Genesis GV70 Long-Term Review Update: Fuelling The Festivities
27 is a figure that has been rolling around my head for the last few weeks. No, I can’t stand Machine Gun Kelly’s music, nor am I thinking about the 27 Club. It’s not me counting the number of bones in my hand either or wondering about the percentage of the universe that dark matter makes up.
Rather, it’s the MPG figure ‘my’ Genesis GV70 is coming slightly shy of. A few months ago, we took delivery of the SUV as we pondered why anyone would consider buying one over the German establishment.
After almost 2,500 miles split between myself and my colleague Mike Bartholomew, we’re both largely in agreement that it’s a very pleasant car, but that fuel economy is somewhat bothering us.
The easy solution to this is, of course, to get an electric one. That doesn’t really help when you don’t have access to home charging though, as I suspect many of us don’t. You could also go for the diesel, but that’s not very in vogue in 2024/soon 2025. For petrol choices, the 2.5-litre turbo four-pot is your only option – the poor economy will have to do.
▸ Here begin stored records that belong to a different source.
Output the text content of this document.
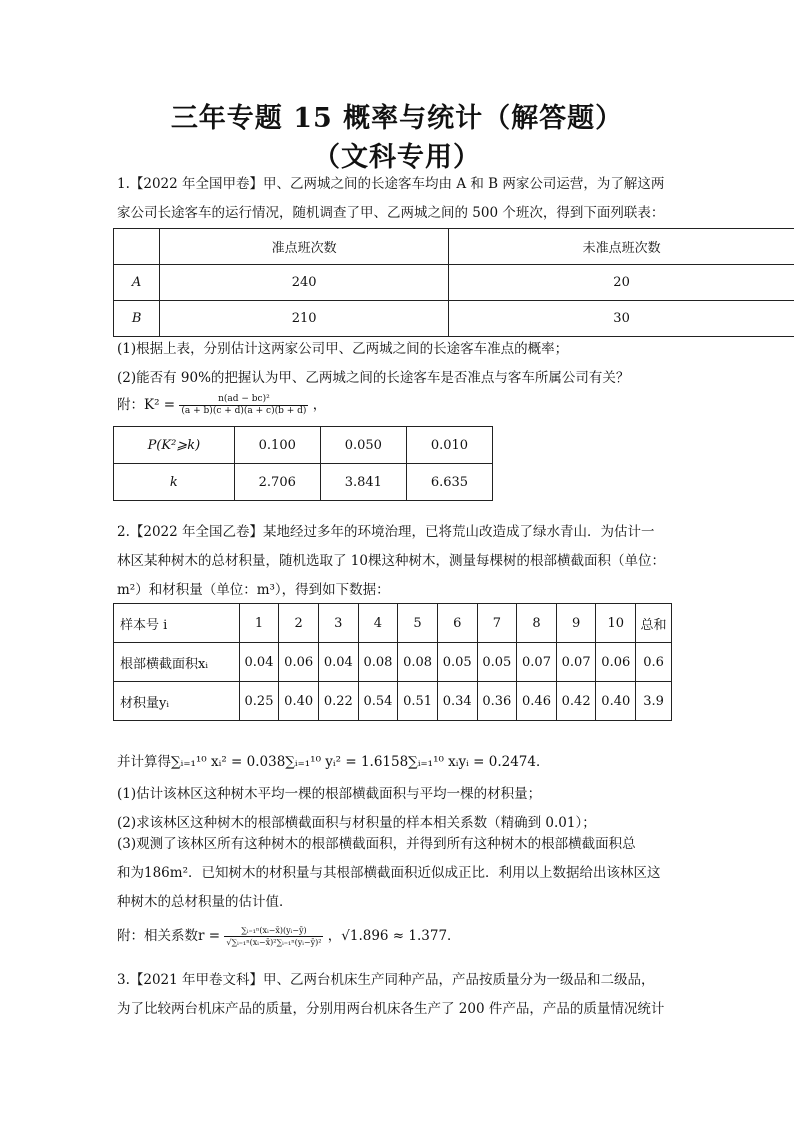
三年专题 15 概率与统计（解答题）
（文科专用）
1.【2022 年全国甲卷】甲、乙两城之间的长途客车均由 A 和 B 两家公司运营，为了解这两
家公司长途客车的运行情况，随机调查了甲、乙两城之间的 500 个班次，得到下面列联表：
	准点班次数	未准点班次数
A	240	20
B	210	30
(1)根据上表，分别估计这两家公司甲、乙两城之间的长途客车准点的概率；
(2)能否有 90%的把握认为甲、乙两城之间的长途客车是否准点与客车所属公司有关？
附：$K^2 = \frac{\text{n(ad − bc)²}}{(a + b)(c + d)(a + c)(b + d)}$ ，
P(K²⩾k)	0.100	0.050	0.010
k	2.706	3.841	6.635
2.【2022 年全国乙卷】某地经过多年的环境治理，已将荒山改造成了绿水青山．为估计一
林区某种树木的总材积量，随机选取了 10棵这种树木，测量每棵树的根部横截面积（单位：
m²）和材积量（单位：m³），得到如下数据：
样本号 i	1	2	3	4	5	6	7	8	9	10	总和
根部横截面积xᵢ	0.04	0.06	0.04	0.08	0.08	0.05	0.05	0.07	0.07	0.06	0.6
材积量yᵢ	0.25	0.40	0.22	0.54	0.51	0.34	0.36	0.46	0.42	0.40	3.9
并计算得∑ᵢ₌₁¹⁰ xᵢ² = 0.038∑ᵢ₌₁¹⁰ yᵢ² = 1.6158∑ᵢ₌₁¹⁰ xᵢyᵢ = 0.2474．
(1)估计该林区这种树木平均一棵的根部横截面积与平均一棵的材积量；
(2)求该林区这种树木的根部横截面积与材积量的样本相关系数（精确到 0.01）；
(3)观测了该林区所有这种树木的根部横截面积，并得到所有这种树木的根部横截面积总
和为186m²．已知树木的材积量与其根部横截面积近似成正比．利用以上数据给出该林区这
种树木的总材积量的估计值．
附：相关系数$r = \frac{\text{∑ᵢ₌₁ⁿ(xᵢ−x̄)(yᵢ−ȳ)}}{\text{√∑ᵢ₌₁ⁿ(xᵢ−x̄)²∑ᵢ₌₁ⁿ(yᵢ−ȳ)²}}$ ，√1.896 ≈ 1.377．
3.【2021 年甲卷文科】甲、乙两台机床生产同种产品，产品按质量分为一级品和二级品，
为了比较两台机床产品的质量，分别用两台机床各生产了 200 件产品，产品的质量情况统计
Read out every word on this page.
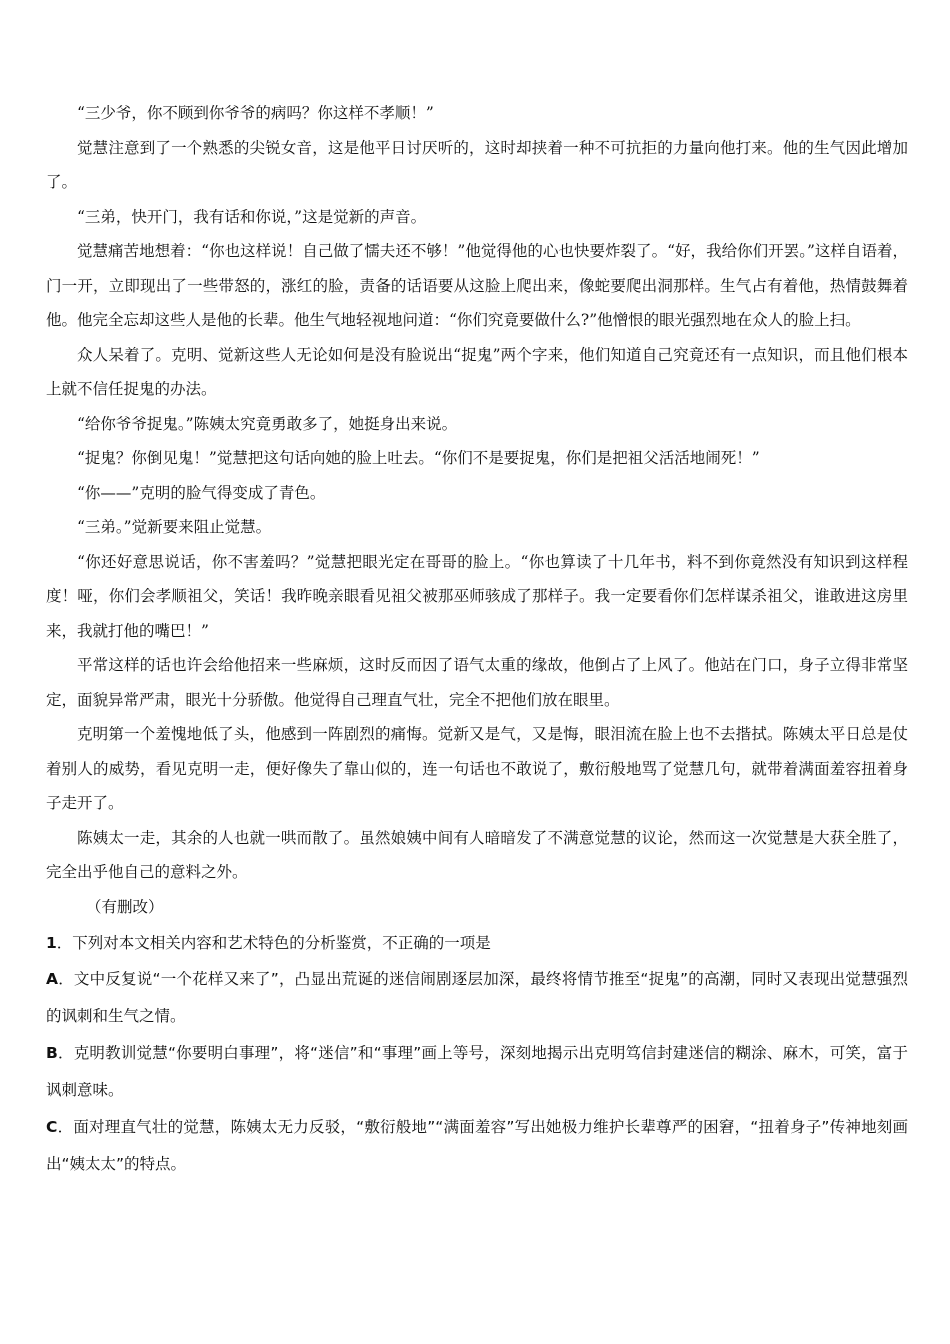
“三少爷，你不顾到你爷爷的病吗？你这样不孝顺！”

觉慧注意到了一个熟悉的尖锐女音，这是他平日讨厌听的，这时却挟着一种不可抗拒的力量向他打来。他的生气因此增加了。

“三弟，快开门，我有话和你说，”这是觉新的声音。

觉慧痛苦地想着：“你也这样说！自己做了懦夫还不够！”他觉得他的心也快要炸裂了。“好，我给你们开罢。”这样自语着，门一开，立即现出了一些带怒的，涨红的脸，责备的话语要从这脸上爬出来，像蛇要爬出洞那样。生气占有着他，热情鼓舞着他。他完全忘却这些人是他的长辈。他生气地轻视地问道：“你们究竟要做什么?”他憎恨的眼光强烈地在众人的脸上扫。

众人呆着了。克明、觉新这些人无论如何是没有脸说出“捉鬼”两个字来，他们知道自己究竟还有一点知识，而且他们根本上就不信任捉鬼的办法。

“给你爷爷捉鬼。”陈姨太究竟勇敢多了，她挺身出来说。

“捉鬼？你倒见鬼！”觉慧把这句话向她的脸上吐去。“你们不是要捉鬼，你们是把祖父活活地闹死！”

“你——”克明的脸气得变成了青色。

“三弟。”觉新要来阻止觉慧。

“你还好意思说话，你不害羞吗？”觉慧把眼光定在哥哥的脸上。“你也算读了十几年书，料不到你竟然没有知识到这样程度！哑，你们会孝顺祖父，笑话！我昨晚亲眼看见祖父被那巫师骇成了那样子。我一定要看你们怎样谋杀祖父，谁敢进这房里来，我就打他的嘴巴！”

平常这样的话也许会给他招来一些麻烦，这时反而因了语气太重的缘故，他倒占了上风了。他站在门口，身子立得非常坚定，面貌异常严肃，眼光十分骄傲。他觉得自己理直气壮，完全不把他们放在眼里。

克明第一个羞愧地低了头，他感到一阵剧烈的痛悔。觉新又是气，又是悔，眼泪流在脸上也不去揩拭。陈姨太平日总是仗着别人的威势，看见克明一走，便好像失了靠山似的，连一句话也不敢说了，敷衍般地骂了觉慧几句，就带着满面羞容扭着身子走开了。

陈姨太一走，其余的人也就一哄而散了。虽然娘姨中间有人暗暗发了不满意觉慧的议论，然而这一次觉慧是大获全胜了，完全出乎他自己的意料之外。

（有删改）

1．下列对本文相关内容和艺术特色的分析鉴赏，不正确的一项是

A．文中反复说“一个花样又来了”，凸显出荒诞的迷信闹剧逐层加深，最终将情节推至“捉鬼”的高潮，同时又表现出觉慧强烈的讽刺和生气之情。

B．克明教训觉慧“你要明白事理”，将“迷信”和“事理”画上等号，深刻地揭示出克明笃信封建迷信的糊涂、麻木，可笑，富于讽刺意味。

C．面对理直气壮的觉慧，陈姨太无力反驳，“敷衍般地”“满面羞容”写出她极力维护长辈尊严的困窘，“扭着身子”传神地刻画出“姨太太”的特点。
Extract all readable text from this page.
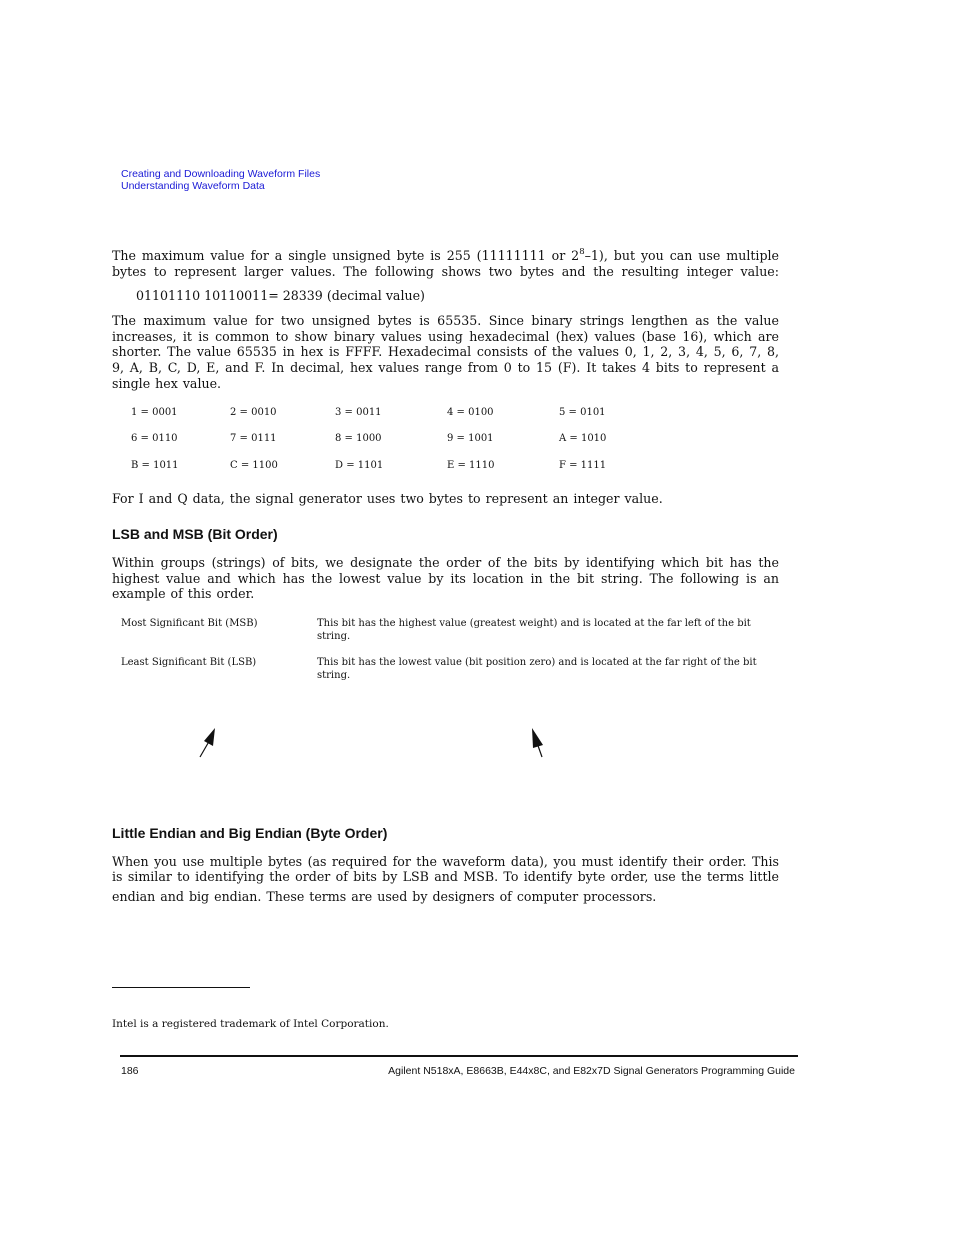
Creating and Downloading Waveform Files
Understanding Waveform Data
The maximum value for a single unsigned byte is 255 (11111111 or $2^8-1$), but you can use multiple
bytes to represent larger values. The following shows two bytes and the resulting integer value:
01101110 10110011= 28339 (decimal value)
The maximum value for two unsigned bytes is 65535. Since binary strings lengthen as the value increases, it is common to show binary values using hexadecimal (hex) values (base 16), which are shorter. The value 65535 in hex is FFFF. Hexadecimal consists of the values 0, 1, 2, 3, 4, 5, 6, 7, 8, 9, A, B, C, D, E, and F. In decimal, hex values range from 0 to 15 (F). It takes 4 bits to represent a single hex value.
1 = 0001	2 = 0010	3 = 0011	4 = 0100	5 = 0101
6 = 0110	7 = 0111	8 = 1000	9 = 1001	A = 1010
B = 1011	C = 1100	D = 1101	E = 1110	F = 1111
For I and Q data, the signal generator uses two bytes to represent an integer value.
LSB and MSB (Bit Order)
Within groups (strings) of bits, we designate the order of the bits by identifying which bit has the highest value and which has the lowest value by its location in the bit string. The following is an example of this order.
Most Significant Bit (MSB)	This bit has the highest value (greatest weight) and is located at the far left of the bit string.
Least Significant Bit (LSB)	This bit has the lowest value (bit position zero) and is located at the far right of the bit string.
Little Endian and Big Endian (Byte Order)
When you use multiple bytes (as required for the waveform data), you must identify their order. This
is similar to identifying the order of bits by LSB and MSB. To identify byte order, use the terms little
endian and big endian. These terms are used by designers of computer processors.
Intel is a registered trademark of Intel Corporation.
186	Agilent N518xA, E8663B, E44x8C, and E82x7D Signal Generators Programming Guide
At least that’s likely to change going forward. I’d spent some time with Genesis at the Goodwood Festival of Speed earlier this year with a few of its execs, who acknowledged many of its customers are clamouring for a hybrid stop-gap before going fully electric. The GV70 would seem a ripe application for such a thing, and that’s a car I’d genuinely be looking forward to.
So far, there’s been nothing else to really make me question why you wouldn’t try the GV70. I’ve been in better-known cars that have begun to creak and rattle by this point into a long-term loan, something the SUV hasn’t had a threat of doing. Oh, and having driven so many cars lately with overly-intrusive ADAS systems it’s been a delight that the Genesis seems pretty well dialled in as far as they go.
I’ve also finally had a chance to try out its practicality properly, something as a single not-quite-30-year-old man I don’t often get to do. As promised in my first report, I can now confirm it’ll hold a one-bedroom-flat appropriate five-foot Christmas tree as well as a 29x11” present without having to fold the seats. Now, how’s that for consumer journalism?
The next task for the GV70 will be Christmas itself as it serves as my sleigh to head north. Expect my next report to be full of quotes from family members asking A) if it’s a Bentley and B) why it’s making waterfall noises from the speakers.